One of the most important items to have access to determine how the website was hacked is logging of requests for the website. In some cases though there is only logging available for requests made to the website from within the last 24 hours, while the hacker may have first gained access days, weeks, months, or even years before that.

Depending on the software being used on a website there may be separate logging made by it that is still available even if the other logging is no longer available. For example, Drupal logs recent events including logins and provides the username and IP address that was used to log in. That is stored in its database and then viewable through the admin interface of the software.

For WordPress websites there are plugins that provide similar capability to Drupal’s built in logging, but one of those isn’t likely to have been installed on a hacked website before it was hacked. But it turns out there is a more limited logging of logins that is stored in the database. That has been helpful to us as it has allowed us to be able to provide better information on what has happened with hacked WordPress websites we have been hired to clean up, so we thought it would be worthwhile sharing information on that, using a website were recently cleaning up as an example.

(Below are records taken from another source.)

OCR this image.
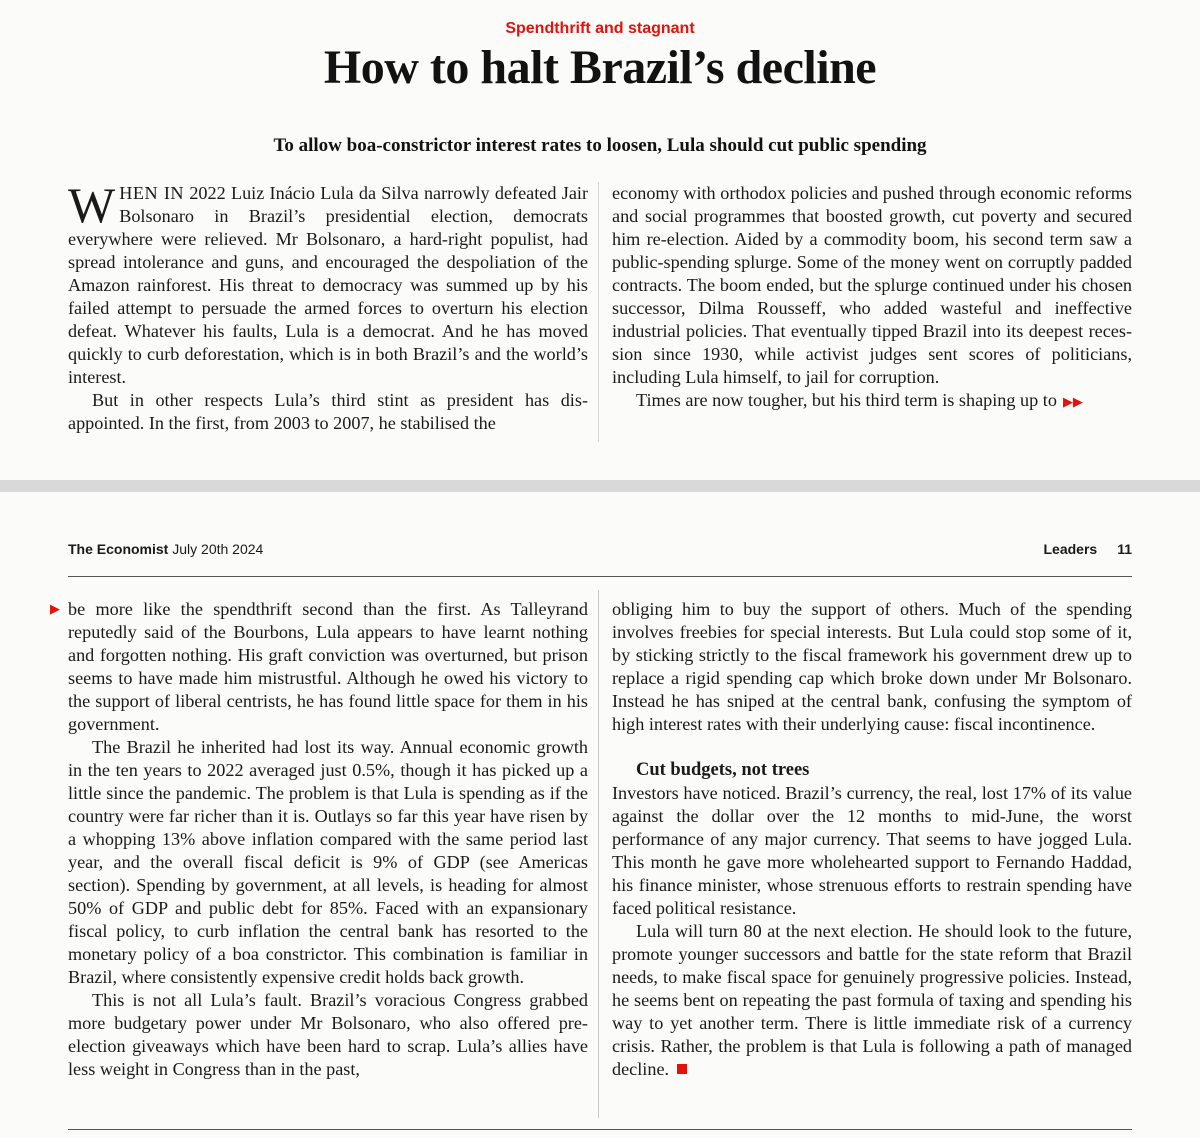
Spendthrift and stagnant
How to halt Brazil’s decline
To allow boa-constrictor interest rates to loosen, Lula should cut public spending

WHEN IN 2022 Luiz Inácio Lula da Silva narrowly defeated Jair Bolsonaro in Brazil’s presidential election, democrats everywhere were relieved. Mr Bolsonaro, a hard-right populist, had spread intolerance and guns, and encouraged the despoliation of the Amazon rainforest. His threat to democracy was summed up by his failed attempt to persuade the armed forces to overturn his election defeat. Whatever his faults, Lula is a democrat. And he has moved quickly to curb deforestation, which is in both Brazil’s and the world’s interest.

But in other respects Lula’s third stint as president has disappointed. In the first, from 2003 to 2007, he stabilised the

economy with orthodox policies and pushed through economic reforms and social programmes that boosted growth, cut poverty and secured him re-election. Aided by a commodity boom, his second term saw a public-spending splurge. Some of the money went on corruptly padded contracts. The boom ended, but the splurge continued under his chosen successor, Dilma Rousseff, who added wasteful and ineffective industrial policies. That eventually tipped Brazil into its deepest recession since 1930, while activist judges sent scores of politicians, including Lula himself, to jail for corruption.

Times are now tougher, but his third term is shaping up to ▶▶

The Economist July 20th 2024	Leaders 11
▶ be more like the spendthrift second than the first. As Talleyrand reputedly said of the Bourbons, Lula appears to have learnt nothing and forgotten nothing. His graft conviction was overturned, but prison seems to have made him mistrustful. Although he owed his victory to the support of liberal centrists, he has found little space for them in his government.

The Brazil he inherited had lost its way. Annual economic growth in the ten years to 2022 averaged just 0.5%, though it has picked up a little since the pandemic. The problem is that Lula is spending as if the country were far richer than it is. Outlays so far this year have risen by a whopping 13% above inflation compared with the same period last year, and the overall fiscal deficit is 9% of GDP (see Americas section). Spending by government, at all levels, is heading for almost 50% of GDP and public debt for 85%. Faced with an expansionary fiscal policy, to curb inflation the central bank has resorted to the monetary policy of a boa constrictor. This combination is familiar in Brazil, where consistently expensive credit holds back growth.

This is not all Lula’s fault. Brazil’s voracious Congress grabbed more budgetary power under Mr Bolsonaro, who also offered pre-election giveaways which have been hard to scrap. Lula’s allies have less weight in Congress than in the past,

obliging him to buy the support of others. Much of the spending involves freebies for special interests. But Lula could stop some of it, by sticking strictly to the fiscal framework his government drew up to replace a rigid spending cap which broke down under Mr Bolsonaro. Instead he has sniped at the central bank, confusing the symptom of high interest rates with their underlying cause: fiscal incontinence.

Cut budgets, not trees

Investors have noticed. Brazil’s currency, the real, lost 17% of its value against the dollar over the 12 months to mid-June, the worst performance of any major currency. That seems to have jogged Lula. This month he gave more wholehearted support to Fernando Haddad, his finance minister, whose strenuous efforts to restrain spending have faced political resistance.

Lula will turn 80 at the next election. He should look to the future, promote younger successors and battle for the state reform that Brazil needs, to make fiscal space for genuinely progressive policies. Instead, he seems bent on repeating the past formula of taxing and spending his way to yet another term. There is little immediate risk of a currency crisis. Rather, the problem is that Lula is following a path of managed decline.
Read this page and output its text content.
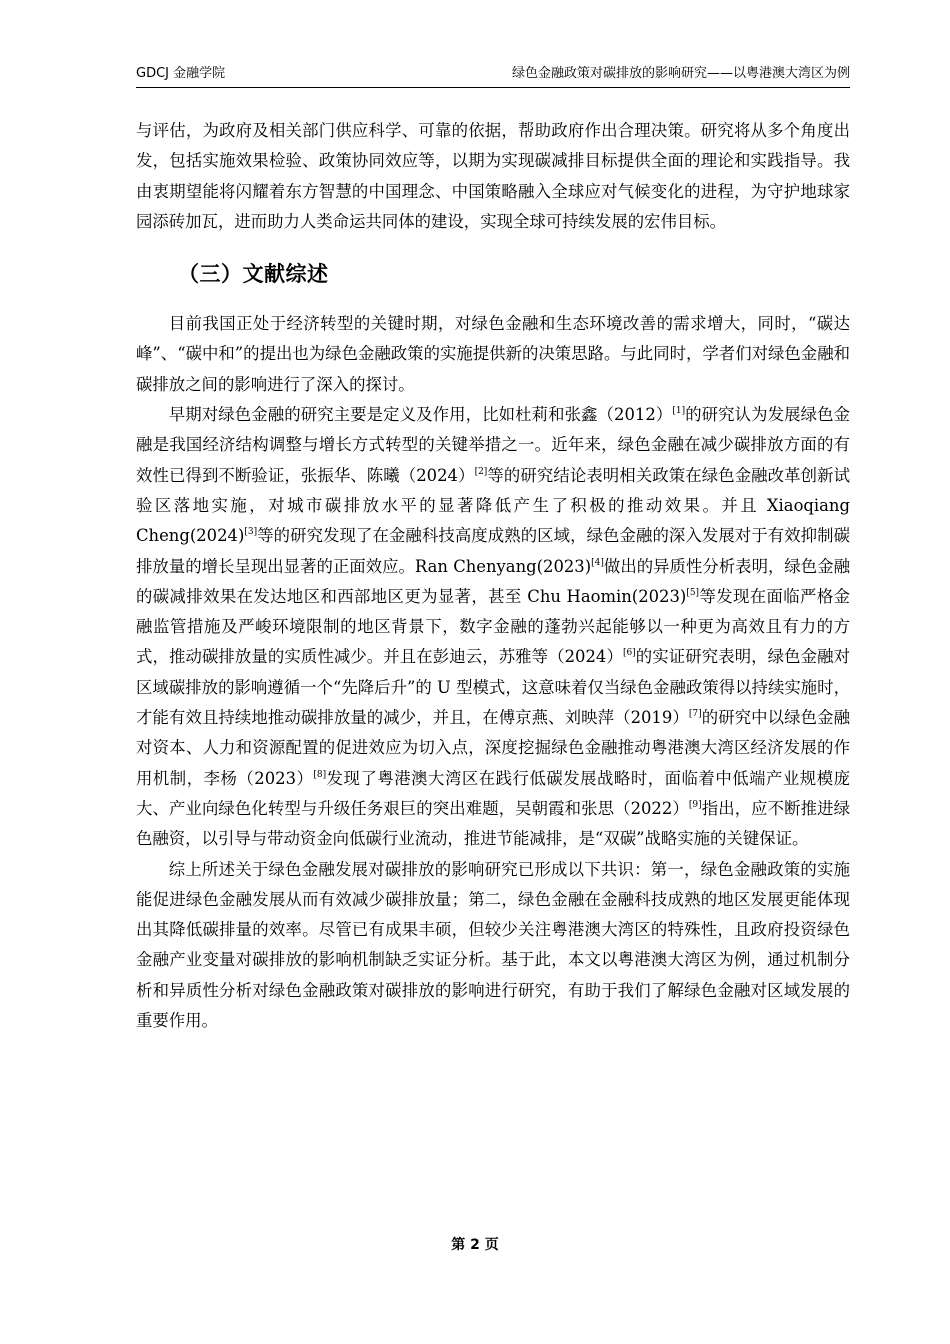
GDCJ 金融学院	绿色金融政策对碳排放的影响研究——以粤港澳大湾区为例

与评估，为政府及相关部门供应科学、可靠的依据，帮助政府作出合理决策。研究将从多个角度出发，包括实施效果检验、政策协同效应等，以期为实现碳减排目标提供全面的理论和实践指导。我由衷期望能将闪耀着东方智慧的中国理念、中国策略融入全球应对气候变化的进程，为守护地球家园添砖加瓦，进而助力人类命运共同体的建设，实现全球可持续发展的宏伟目标。

（三）文献综述

目前我国正处于经济转型的关键时期，对绿色金融和生态环境改善的需求增大，同时，“碳达峰”、“碳中和”的提出也为绿色金融政策的实施提供新的决策思路。与此同时，学者们对绿色金融和碳排放之间的影响进行了深入的探讨。

早期对绿色金融的研究主要是定义及作用，比如杜莉和张鑫（2012）[1]的研究认为发展绿色金融是我国经济结构调整与增长方式转型的关键举措之一。近年来，绿色金融在减少碳排放方面的有效性已得到不断验证，张振华、陈曦（2024）[2]等的研究结论表明相关政策在绿色金融改革创新试验区落地实施，对城市碳排放水平的显著降低产生了积极的推动效果。并且 Xiaoqiang Cheng(2024)[3]等的研究发现了在金融科技高度成熟的区域，绿色金融的深入发展对于有效抑制碳排放量的增长呈现出显著的正面效应。Ran Chenyang(2023)[4]做出的异质性分析表明，绿色金融的碳减排效果在发达地区和西部地区更为显著，甚至 Chu Haomin(2023)[5]等发现在面临严格金融监管措施及严峻环境限制的地区背景下，数字金融的蓬勃兴起能够以一种更为高效且有力的方式，推动碳排放量的实质性减少。并且在彭迪云，苏雅等（2024）[6]的实证研究表明，绿色金融对区域碳排放的影响遵循一个“先降后升”的 U 型模式，这意味着仅当绿色金融政策得以持续实施时，才能有效且持续地推动碳排放量的减少，并且，在傅京燕、刘映萍（2019）[7]的研究中以绿色金融对资本、人力和资源配置的促进效应为切入点，深度挖掘绿色金融推动粤港澳大湾区经济发展的作用机制，李杨（2023）[8]发现了粤港澳大湾区在践行低碳发展战略时，面临着中低端产业规模庞大、产业向绿色化转型与升级任务艰巨的突出难题，吴朝霞和张思（2022）[9]指出，应不断推进绿色融资，以引导与带动资金向低碳行业流动，推进节能减排，是“双碳”战略实施的关键保证。

综上所述关于绿色金融发展对碳排放的影响研究已形成以下共识：第一，绿色金融政策的实施能促进绿色金融发展从而有效减少碳排放量；第二，绿色金融在金融科技成熟的地区发展更能体现出其降低碳排量的效率。尽管已有成果丰硕，但较少关注粤港澳大湾区的特殊性，且政府投资绿色金融产业变量对碳排放的影响机制缺乏实证分析。基于此，本文以粤港澳大湾区为例，通过机制分析和异质性分析对绿色金融政策对碳排放的影响进行研究，有助于我们了解绿色金融对区域发展的重要作用。

第 2 页
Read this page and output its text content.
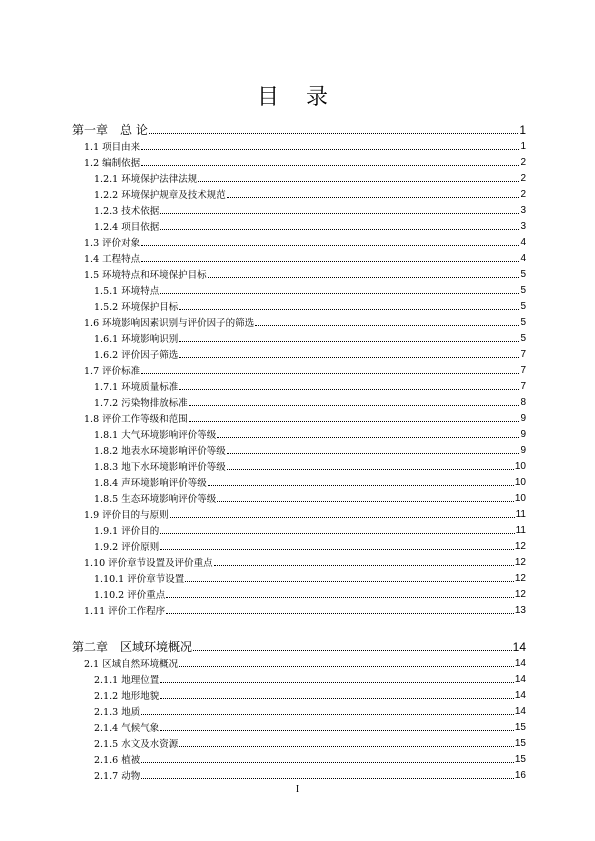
目 录
第一章　总 论	1
1.1 项目由来	1
1.2 编制依据	2
1.2.1 环境保护法律法规	2
1.2.2 环境保护规章及技术规范	2
1.2.3 技术依据	3
1.2.4 项目依据	3
1.3 评价对象	4
1.4 工程特点	4
1.5 环境特点和环境保护目标	5
1.5.1 环境特点	5
1.5.2 环境保护目标	5
1.6 环境影响因素识别与评价因子的筛选	5
1.6.1 环境影响识别	5
1.6.2 评价因子筛选	7
1.7 评价标准	7
1.7.1 环境质量标准	7
1.7.2 污染物排放标准	8
1.8 评价工作等级和范围	9
1.8.1 大气环境影响评价等级	9
1.8.2 地表水环境影响评价等级	9
1.8.3 地下水环境影响评价等级	10
1.8.4 声环境影响评价等级	10
1.8.5 生态环境影响评价等级	10
1.9 评价目的与原则	11
1.9.1 评价目的	11
1.9.2 评价原则	12
1.10 评价章节设置及评价重点	12
1.10.1 评价章节设置	12
1.10.2 评价重点	12
1.11 评价工作程序	13
第二章　区域环境概况	14
2.1 区域自然环境概况	14
2.1.1 地理位置	14
2.1.2 地形地貌	14
2.1.3 地质	14
2.1.4 气候气象	15
2.1.5 水文及水资源	15
2.1.6 植被	15
2.1.7 动物	16
I
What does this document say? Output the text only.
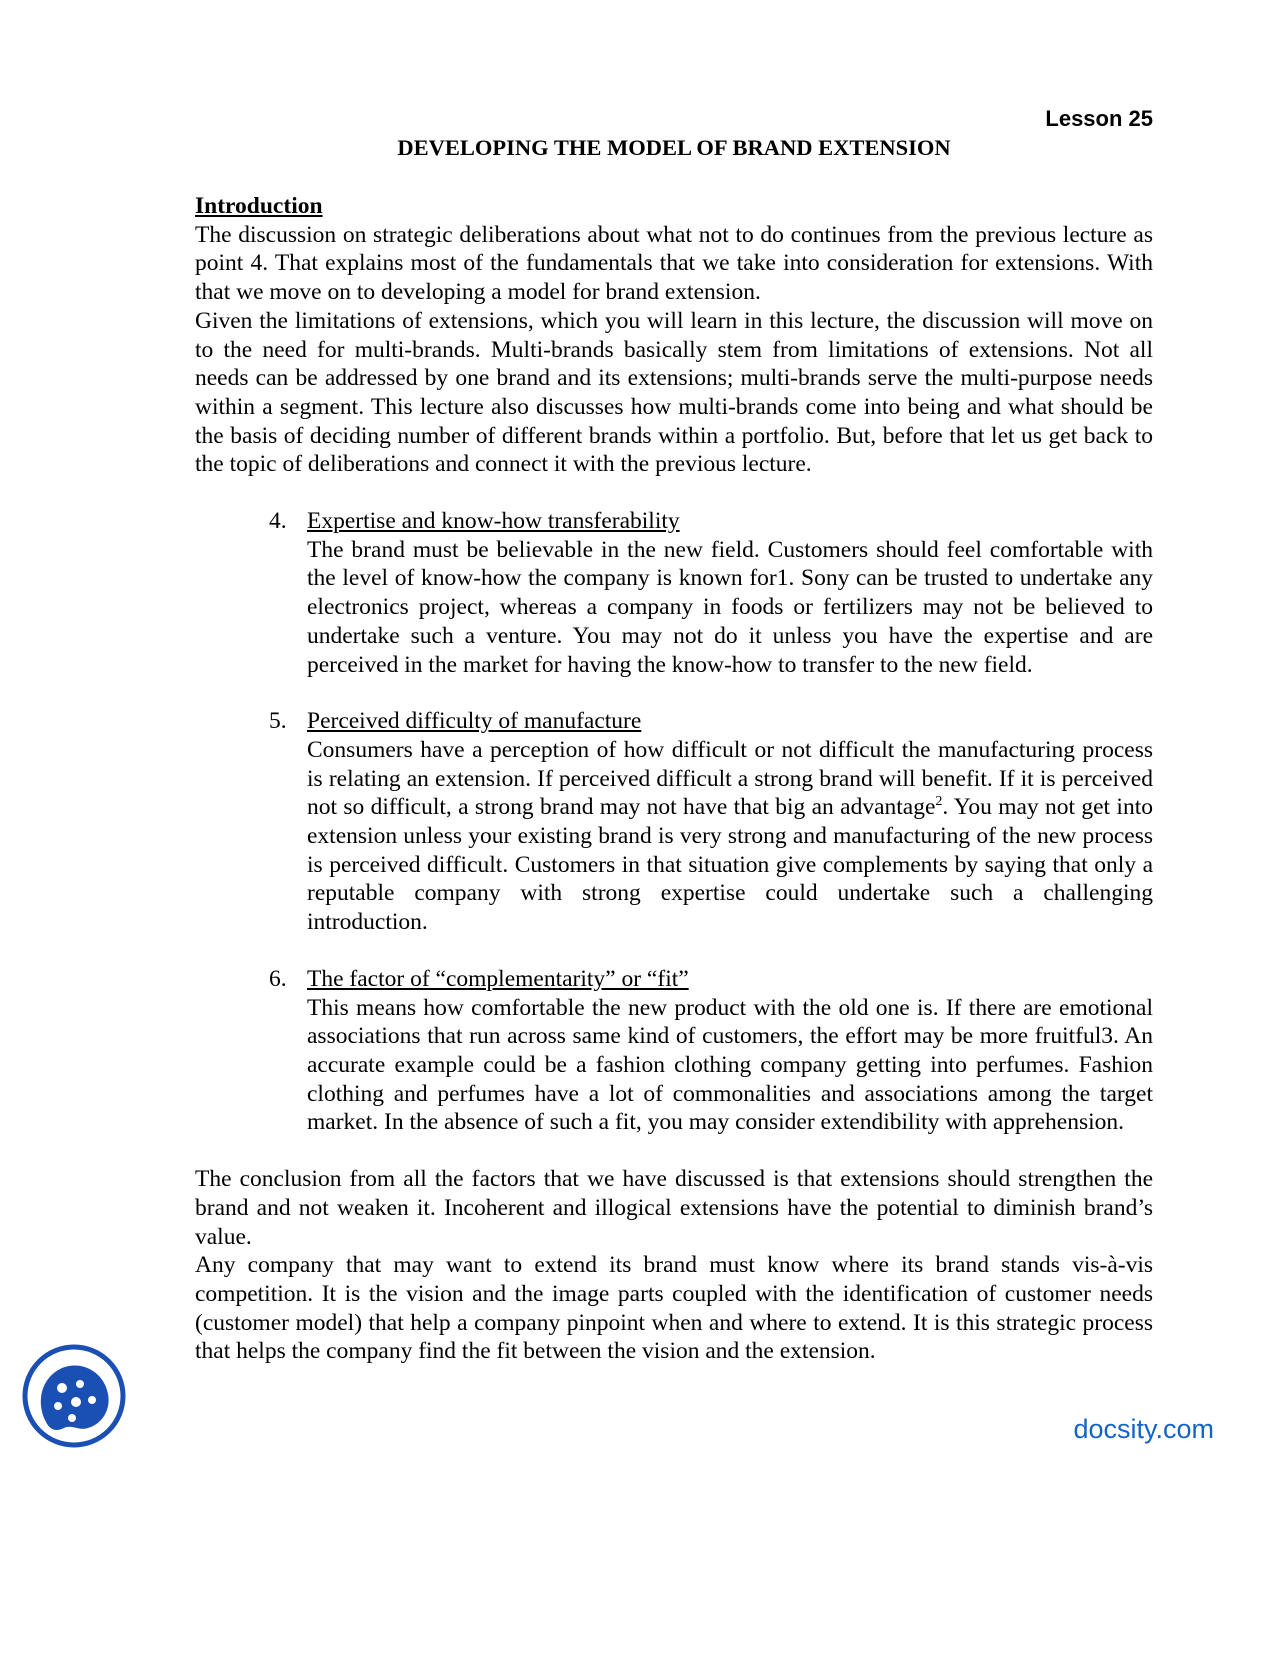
Lesson 25
DEVELOPING THE MODEL OF BRAND EXTENSION
Introduction

The discussion on strategic deliberations about what not to do continues from the previous lecture as point 4. That explains most of the fundamentals that we take into consideration for extensions. With that we move on to developing a model for brand extension.

Given the limitations of extensions, which you will learn in this lecture, the discussion will move on to the need for multi-brands. Multi-brands basically stem from limitations of extensions. Not all needs can be addressed by one brand and its extensions; multi-brands serve the multi-purpose needs within a segment. This lecture also discusses how multi-brands come into being and what should be the basis of deciding number of different brands within a portfolio. But, before that let us get back to the topic of deliberations and connect it with the previous lecture.

4. Expertise and know-how transferability
The brand must be believable in the new field. Customers should feel comfortable with the level of know-how the company is known for1. Sony can be trusted to undertake any electronics project, whereas a company in foods or fertilizers may not be believed to undertake such a venture. You may not do it unless you have the expertise and are perceived in the market for having the know-how to transfer to the new field.
5. Perceived difficulty of manufacture
Consumers have a perception of how difficult or not difficult the manufacturing process is relating an extension. If perceived difficult a strong brand will benefit. If it is perceived not so difficult, a strong brand may not have that big an advantage$^2$. You may not get into extension unless your existing brand is very strong and manufacturing of the new process is perceived difficult. Customers in that situation give complements by saying that only a reputable company with strong expertise could undertake such a challenging introduction.
6. The factor of “complementarity” or “fit”
This means how comfortable the new product with the old one is. If there are emotional associations that run across same kind of customers, the effort may be more fruitful3. An accurate example could be a fashion clothing company getting into perfumes. Fashion clothing and perfumes have a lot of commonalities and associations among the target market. In the absence of such a fit, you may consider extendibility with apprehension.

The conclusion from all the factors that we have discussed is that extensions should strengthen the brand and not weaken it. Incoherent and illogical extensions have the potential to diminish brand’s value.

Any company that may want to extend its brand must know where its brand stands vis-à-vis competition. It is the vision and the image parts coupled with the identification of customer needs (customer model) that help a company pinpoint when and where to extend. It is this strategic process that helps the company find the fit between the vision and the extension.

docsity.com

With WordPress, data on user accounts is stored in two tables in the database. The first _users includes the basic details on the accounts, like the username and when the account was created. That info looks like this when viewed in the phpMyAdmin database administration tool:

Additional user data created by WordPress and plugins is stored in the _usermeta table. One of those is the session_tokens, which is data to keep track of logins. An entry of that looks like this in phpMyAdmin:

The user_id value in that is the equivalent of the ID value in the _users table. So that entry would relate to the user “admin” shown before.

The full value of meta_value entry there is:

a:1:{s:64:"[redacted]";a:4:{s:10:"expiration";i:1528715599;s:2:"ip";s:14:"139.228.121.62";s:2:"ua";s:77:"Mozilla/5.0 (Windows NT 6.1; Win64; x64; rv:50.0) Gecko/20100101 Firefox/D47D";s:5:"login";i:1528542799;}}

For the purposes of trying to get better understanding of a hack, two pieces of that are usually of importance.

The first is the listing of the IP address that the login came from. Which looks like this  ‘”ip”;s:14:”139.228.121.62″‘ in our example. The IP address there is from Indonesia, which isn’t where anyone should have been logging in to this website should be coming from.

The second is the listing of when the login occurred.  Which looks like this  ‘”login”;i:1528542799’ in our example. The time value there is in Unix time, which can be converted to normal date and time format using a tool this one.

With those two things you can gather more information on what accounts where recently logged in to and from where. That is particularly useful in confirming that a hacker had access to admin area of WordPress and then you can use data from the _user to get a better idea of how they might have gained access.

With that website we could see that a hacker was able to log in to a legitimate WordPress admin account and also had logged in to another account that was created after the hacking had started.